What fears demographers and sociologists the most is that going forward, China is looking at a population decline and a rise in the dependency ratio. A higher dependency ratio creates an added burden on the social security plans of a government. While communist, China’s iron rice bowl provided cradle to grave social security for its people, the system was dismantled 20 years ago, now China’s pension system can only hope to cope with the growth of its elderly. In order to support a rapidly aging population, consumer force and subsequent productivity levels, Beijing will need to implement drastic socio-economic policies to support its people and industry.
Additionally, as materialistic China gets hungrier and is lured into the cauldron of consumerism, the number of parents that want to have more than one child is rising.
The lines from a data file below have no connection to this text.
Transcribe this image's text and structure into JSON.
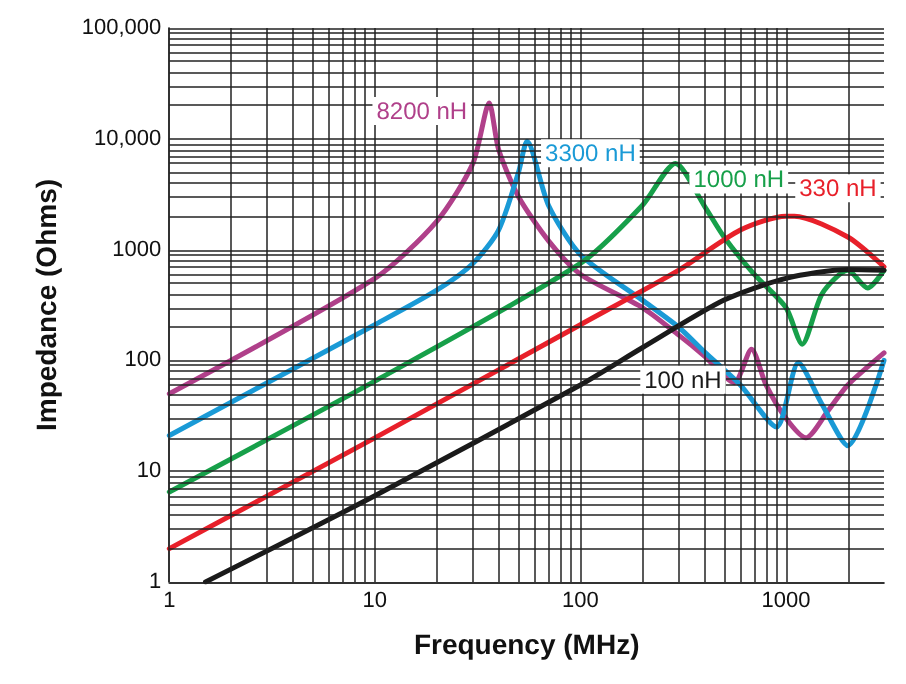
{
  "chart_data": {
    "type": "line",
    "xlabel": "Frequency (MHz)",
    "ylabel": "Impedance (Ohms)",
    "log": "xy",
    "grid": true,
    "marker": "none",
    "line_style": "solid",
    "xlim": [
      1,
      3000
    ],
    "ylim": [
      1,
      100000
    ],
    "xticks": [
      1,
      10,
      100,
      1000
    ],
    "yticks": [
      1,
      10,
      100,
      1000,
      {
        "value": 10000,
        "label": "10,000"
      },
      {
        "value": 100000,
        "label": "100,000"
      }
    ],
    "series": [
      {
        "name": "8200 nH",
        "color": "#b0408a",
        "x": [
          1,
          10,
          20,
          30,
          36,
          40,
          50,
          70,
          100,
          200,
          300,
          400,
          560,
          680,
          800,
          1000,
          1250,
          1600,
          2000,
          3000
        ],
        "values": [
          50,
          550,
          1800,
          6000,
          21000,
          8000,
          3000,
          1200,
          600,
          300,
          170,
          110,
          63,
          126,
          60,
          30,
          20,
          35,
          60,
          117
        ]
      },
      {
        "name": "3300 nH",
        "color": "#1a9ad6",
        "x": [
          1,
          10,
          20,
          30,
          40,
          50,
          55,
          70,
          100,
          200,
          300,
          400,
          600,
          900,
          1150,
          1500,
          2000,
          3000
        ],
        "values": [
          21,
          210,
          430,
          750,
          1500,
          5000,
          9500,
          2500,
          900,
          350,
          200,
          120,
          60,
          25,
          95,
          40,
          17,
          100
        ]
      },
      {
        "name": "1000 nH",
        "color": "#17a04a",
        "x": [
          1,
          10,
          100,
          200,
          290,
          400,
          500,
          700,
          1000,
          1200,
          1500,
          2000,
          2500,
          3000
        ],
        "values": [
          6.5,
          65,
          750,
          2500,
          6000,
          2500,
          1300,
          600,
          300,
          140,
          400,
          650,
          450,
          650
        ]
      },
      {
        "name": "330 nH",
        "color": "#e8202a",
        "x": [
          1,
          10,
          100,
          300,
          600,
          1000,
          1100,
          2000,
          3000
        ],
        "values": [
          2,
          20,
          210,
          650,
          1500,
          2000,
          2000,
          1300,
          700
        ]
      },
      {
        "name": "100 nH",
        "color": "#1a1a1a",
        "x": [
          1.5,
          10,
          100,
          200,
          500,
          1000,
          2000,
          3000
        ],
        "values": [
          1,
          6,
          60,
          130,
          350,
          550,
          660,
          650
        ]
      }
    ]
  }
}
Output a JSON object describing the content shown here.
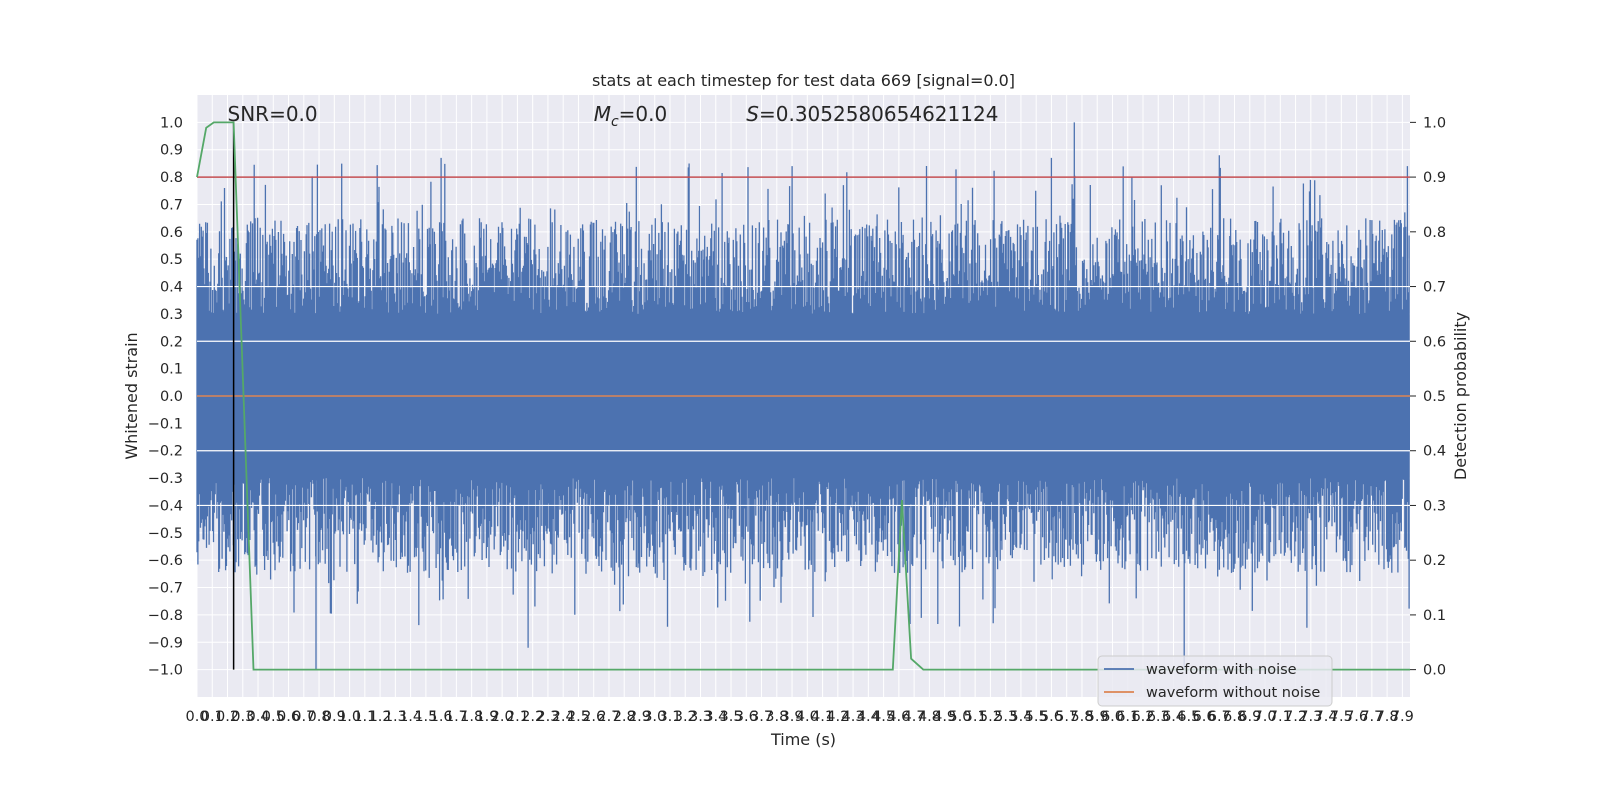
{
  "chart_data": {
    "type": "line",
    "title": "stats at each timestep for test data 669 [signal=0.0]",
    "xlabel": "Time (s)",
    "ylabel": "Whitened strain",
    "y2label": "Detection probability",
    "xlim": [
      0.0,
      7.95
    ],
    "ylim": [
      -1.1,
      1.1
    ],
    "y2lim": [
      -0.05,
      1.05
    ],
    "x_ticks": [
      "0.0",
      "0.1",
      "0.2",
      "0.3",
      "0.4",
      "0.5",
      "0.6",
      "0.7",
      "0.8",
      "0.9",
      "1.0",
      "1.1",
      "1.2",
      "1.3",
      "1.4",
      "1.5",
      "1.6",
      "1.7",
      "1.8",
      "1.9",
      "2.0",
      "2.1",
      "2.2",
      "2.3",
      "2.4",
      "2.5",
      "2.6",
      "2.7",
      "2.8",
      "2.9",
      "3.0",
      "3.1",
      "3.2",
      "3.3",
      "3.4",
      "3.5",
      "3.6",
      "3.7",
      "3.8",
      "3.9",
      "4.0",
      "4.1",
      "4.2",
      "4.3",
      "4.4",
      "4.5",
      "4.6",
      "4.7",
      "4.8",
      "4.9",
      "5.0",
      "5.1",
      "5.2",
      "5.3",
      "5.4",
      "5.5",
      "5.6",
      "5.7",
      "5.8",
      "5.9",
      "6.0",
      "6.1",
      "6.2",
      "6.3",
      "6.4",
      "6.5",
      "6.6",
      "6.7",
      "6.8",
      "6.9",
      "7.0",
      "7.1",
      "7.2",
      "7.3",
      "7.4",
      "7.5",
      "7.6",
      "7.7",
      "7.8",
      "7.9"
    ],
    "y_ticks": [
      "1.0",
      "0.9",
      "0.8",
      "0.7",
      "0.6",
      "0.5",
      "0.4",
      "0.3",
      "0.2",
      "0.1",
      "0.0",
      "−0.1",
      "−0.2",
      "−0.3",
      "−0.4",
      "−0.5",
      "−0.6",
      "−0.7",
      "−0.8",
      "−0.9",
      "−1.0"
    ],
    "y2_ticks": [
      "1.0",
      "0.9",
      "0.8",
      "0.7",
      "0.6",
      "0.5",
      "0.4",
      "0.3",
      "0.2",
      "0.1",
      "0.0"
    ],
    "grid": true,
    "legend": "lower-right",
    "annotations": {
      "snr": "SNR=0.0",
      "mc_symbol": "M",
      "mc_sub": "c",
      "mc_value": "=0.0",
      "s_symbol": "S",
      "s_value": "=0.3052580654621124"
    },
    "series": [
      {
        "name": "waveform with noise",
        "color": "#4c72b0",
        "description_range": [
          -1.0,
          1.0
        ],
        "peaks": [
          {
            "x": 0.18,
            "y": 0.76
          },
          {
            "x": 1.6,
            "y": 0.87
          },
          {
            "x": 3.9,
            "y": 0.84
          },
          {
            "x": 5.6,
            "y": 0.87
          },
          {
            "x": 5.75,
            "y": 1.0
          },
          {
            "x": 6.7,
            "y": 0.88
          },
          {
            "x": 0.78,
            "y": -1.0
          },
          {
            "x": 2.17,
            "y": -0.92
          },
          {
            "x": 6.47,
            "y": -1.0
          }
        ]
      },
      {
        "name": "waveform without noise",
        "color": "#dd8452",
        "y": 0.0
      },
      {
        "name": "detection probability",
        "color": "#55a868",
        "axis": "right",
        "x": [
          0.0,
          0.06,
          0.11,
          0.24,
          0.37,
          4.5,
          4.56,
          4.62,
          4.68,
          4.76,
          7.95
        ],
        "y": [
          0.9,
          0.99,
          1.0,
          1.0,
          0.0,
          0.0,
          0.0,
          0.31,
          0.02,
          0.0,
          0.0
        ]
      },
      {
        "name": "threshold",
        "color": "#c44e52",
        "axis": "right",
        "y": 0.9
      },
      {
        "name": "marker",
        "color": "#000000",
        "x": 0.24,
        "y_range": [
          -1.0,
          1.0
        ]
      }
    ],
    "colors": {
      "axes_bg": "#eaeaf2",
      "grid": "#ffffff",
      "noise": "#4c72b0",
      "clean": "#dd8452",
      "prob": "#55a868",
      "threshold": "#c44e52"
    }
  }
}
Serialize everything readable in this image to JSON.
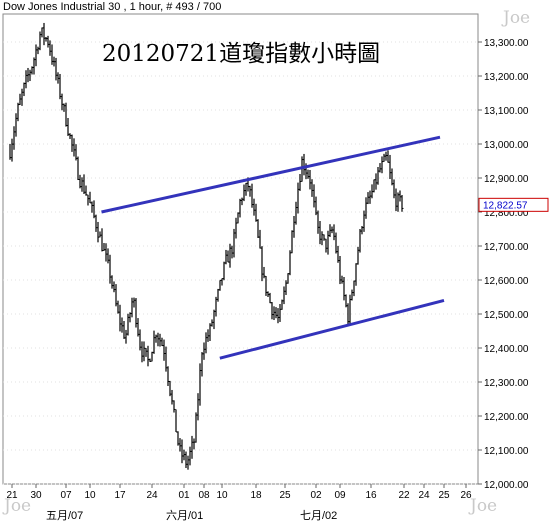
{
  "header": {
    "instrument_info": "Dow Jones Industrial 30 , 1 hour, # 493 / 700"
  },
  "watermark": "Joe",
  "colors": {
    "price_bars": "#000000",
    "channel_lines": "#3333bb",
    "last_price_box": "#cc0000",
    "last_price_text": "#0000cc",
    "grid": "#d8d8d8"
  },
  "chart_data": {
    "type": "line",
    "title": "20120721道瓊指數小時圖",
    "style": "hourly OHLC bars",
    "ylim": [
      12000,
      13400
    ],
    "y_ticks": [
      "12,000.00",
      "12,100.00",
      "12,200.00",
      "12,300.00",
      "12,400.00",
      "12,500.00",
      "12,600.00",
      "12,700.00",
      "12,800.00",
      "12,900.00",
      "13,000.00",
      "13,100.00",
      "13,200.00",
      "13,300.00"
    ],
    "x_ticks": [
      "21",
      "30",
      "07",
      "10",
      "17",
      "24",
      "01",
      "08",
      "10",
      "18",
      "25",
      "02",
      "09",
      "16",
      "22",
      "24",
      "25",
      "26"
    ],
    "x_month_labels": [
      {
        "label": "五月/07",
        "tick_index": 2
      },
      {
        "label": "六月/01",
        "tick_index": 6
      },
      {
        "label": "七月/02",
        "tick_index": 11
      }
    ],
    "last_price": "12,822.57",
    "price_path": [
      [
        0,
        12980
      ],
      [
        1,
        13100
      ],
      [
        2,
        13180
      ],
      [
        3,
        13240
      ],
      [
        4,
        13330
      ],
      [
        5,
        13300
      ],
      [
        6,
        13200
      ],
      [
        7,
        13100
      ],
      [
        8,
        13000
      ],
      [
        9,
        12900
      ],
      [
        10,
        12850
      ],
      [
        11,
        12780
      ],
      [
        12,
        12700
      ],
      [
        13,
        12620
      ],
      [
        14,
        12500
      ],
      [
        15,
        12430
      ],
      [
        16,
        12550
      ],
      [
        17,
        12400
      ],
      [
        18,
        12360
      ],
      [
        19,
        12450
      ],
      [
        20,
        12400
      ],
      [
        21,
        12250
      ],
      [
        22,
        12100
      ],
      [
        23,
        12060
      ],
      [
        24,
        12130
      ],
      [
        25,
        12400
      ],
      [
        26,
        12450
      ],
      [
        27,
        12550
      ],
      [
        28,
        12650
      ],
      [
        29,
        12700
      ],
      [
        30,
        12840
      ],
      [
        31,
        12880
      ],
      [
        32,
        12760
      ],
      [
        33,
        12600
      ],
      [
        34,
        12520
      ],
      [
        35,
        12480
      ],
      [
        36,
        12600
      ],
      [
        37,
        12800
      ],
      [
        38,
        12950
      ],
      [
        39,
        12900
      ],
      [
        40,
        12750
      ],
      [
        41,
        12700
      ],
      [
        42,
        12750
      ],
      [
        43,
        12600
      ],
      [
        44,
        12490
      ],
      [
        45,
        12650
      ],
      [
        46,
        12800
      ],
      [
        47,
        12850
      ],
      [
        48,
        12920
      ],
      [
        49,
        12960
      ],
      [
        50,
        12840
      ],
      [
        51,
        12822.57
      ]
    ],
    "trend_channel": {
      "upper": [
        [
          8,
          12800
        ],
        [
          54,
          13020
        ]
      ],
      "lower": [
        [
          26,
          12370
        ],
        [
          54,
          12540
        ]
      ]
    }
  }
}
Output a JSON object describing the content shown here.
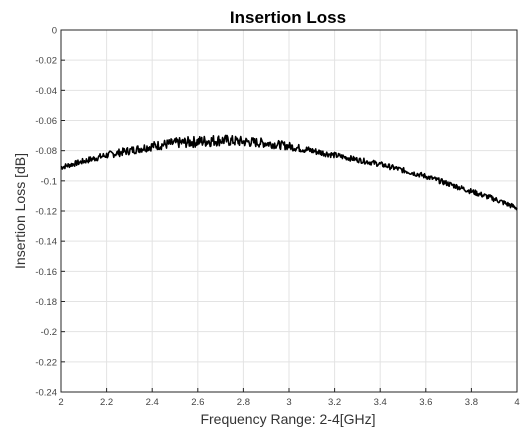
{
  "chart_data": {
    "type": "line",
    "title": "Insertion Loss",
    "xlabel": "Frequency Range: 2-4[GHz]",
    "ylabel": "Insertion Loss [dB]",
    "xlim": [
      2,
      4
    ],
    "ylim": [
      -0.24,
      0
    ],
    "grid": true,
    "x_ticks": [
      "2",
      "2.2",
      "2.4",
      "2.6",
      "2.8",
      "3",
      "3.2",
      "3.4",
      "3.6",
      "3.8",
      "4"
    ],
    "y_ticks": [
      "0",
      "-0.02",
      "-0.04",
      "-0.06",
      "-0.08",
      "-0.1",
      "-0.12",
      "-0.14",
      "-0.16",
      "-0.18",
      "-0.2",
      "-0.22",
      "-0.24"
    ],
    "series": [
      {
        "color": "#000000",
        "x": [
          2.0,
          2.1,
          2.2,
          2.3,
          2.4,
          2.5,
          2.6,
          2.7,
          2.8,
          2.9,
          3.0,
          3.1,
          3.2,
          3.3,
          3.4,
          3.5,
          3.6,
          3.7,
          3.8,
          3.9,
          4.0
        ],
        "values": [
          -0.091,
          -0.087,
          -0.083,
          -0.08,
          -0.077,
          -0.075,
          -0.074,
          -0.073,
          -0.074,
          -0.075,
          -0.077,
          -0.08,
          -0.083,
          -0.086,
          -0.089,
          -0.093,
          -0.097,
          -0.102,
          -0.107,
          -0.112,
          -0.118
        ]
      }
    ]
  }
}
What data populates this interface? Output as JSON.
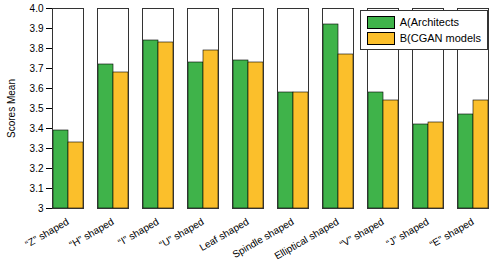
{
  "chart_data": {
    "type": "bar",
    "y_label": "Scores Mean",
    "categories": [
      "“Z” shaped",
      "“H” shaped",
      "“I” shaped",
      "“U” shaped",
      "Leaf shaped",
      "Spindle shaped",
      "Elliptical shaped",
      "“V” shaped",
      "“J” shaped",
      "“E” shaped"
    ],
    "series": [
      {
        "name": "A(Architects",
        "color": "#3fb34a",
        "values": [
          3.39,
          3.72,
          3.84,
          3.73,
          3.74,
          3.58,
          3.92,
          3.58,
          3.42,
          3.47
        ]
      },
      {
        "name": "B(CGAN models",
        "color": "#fbbf2b",
        "values": [
          3.33,
          3.68,
          3.83,
          3.79,
          3.73,
          3.58,
          3.77,
          3.54,
          3.43,
          3.54
        ]
      }
    ],
    "ylim": [
      3,
      4
    ],
    "yticks": [
      3,
      3.1,
      3.2,
      3.3,
      3.4,
      3.5,
      3.6,
      3.7,
      3.8,
      3.9,
      {
        "value": 4,
        "label": "4.0"
      }
    ],
    "grid": false,
    "legend": "upper right"
  }
}
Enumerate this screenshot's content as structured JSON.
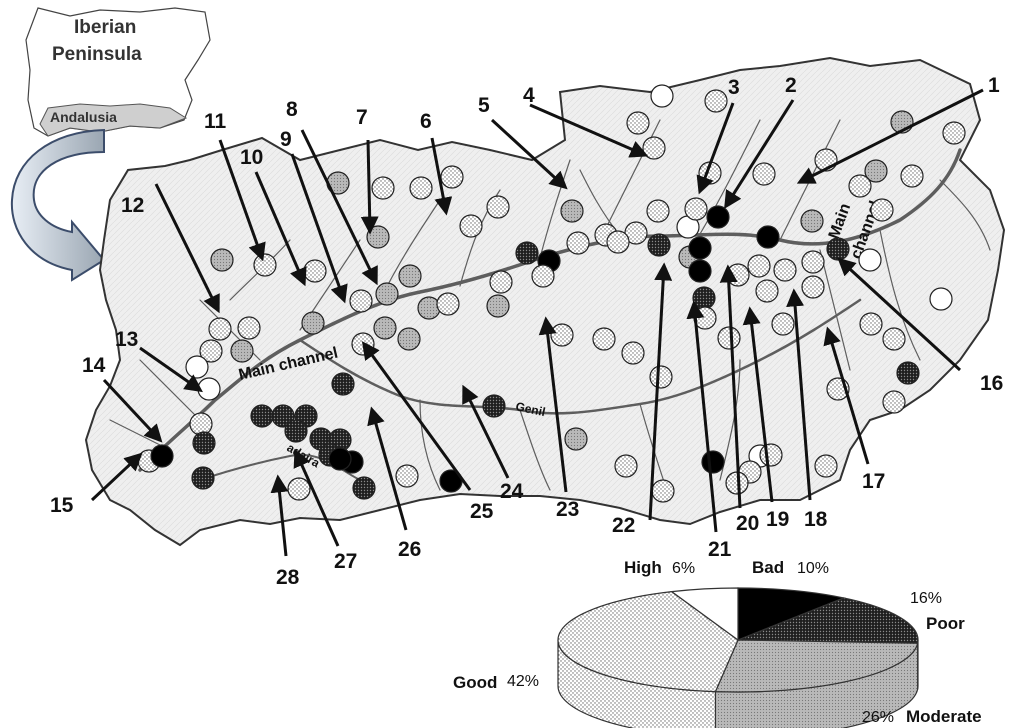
{
  "inset": {
    "title_line1": "Iberian",
    "title_line2": "Peninsula",
    "region": "Andalusia"
  },
  "map_labels": {
    "main_channel_left": "Main channel",
    "main_channel_right_line1": "Main",
    "main_channel_right_line2": "channel",
    "genil": "Genil",
    "guadaira": "adaira"
  },
  "site_numbers": [
    "1",
    "2",
    "3",
    "4",
    "5",
    "6",
    "7",
    "8",
    "9",
    "10",
    "11",
    "12",
    "13",
    "14",
    "15",
    "16",
    "17",
    "18",
    "19",
    "20",
    "21",
    "22",
    "23",
    "24",
    "25",
    "26",
    "27",
    "28"
  ],
  "colors": {
    "high": "#ffffff",
    "good": "#e6e6e6",
    "moderate": "#a8a8a8",
    "poor": "#3a3a3a",
    "bad": "#000000",
    "basin_fill": "#ededed",
    "river": "#6a6a6a"
  },
  "chart_data": {
    "type": "pie",
    "style": "3d",
    "slices": [
      {
        "name": "Bad",
        "value": 10,
        "label": "10%",
        "color": "#000000"
      },
      {
        "name": "Poor",
        "value": 16,
        "label": "16%",
        "color": "#3a3a3a"
      },
      {
        "name": "Moderate",
        "value": 26,
        "label": "26%",
        "color": "#a8a8a8"
      },
      {
        "name": "Good",
        "value": 42,
        "label": "42%",
        "color": "#e6e6e6"
      },
      {
        "name": "High",
        "value": 6,
        "label": "6%",
        "color": "#ffffff"
      }
    ]
  }
}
A growing urban workforce that is increasingly exposed to western media, wants to have more kids, yet Chinese officials stick to the claim that the one child policy will not be abolished for at least another decade, even as the policy implemented in 1980, stated a “different,” relaxed policy within 30 years. Until then only ethnic minorities, farmers whose first child is a girl and couples where both are only children are allowed to have two children.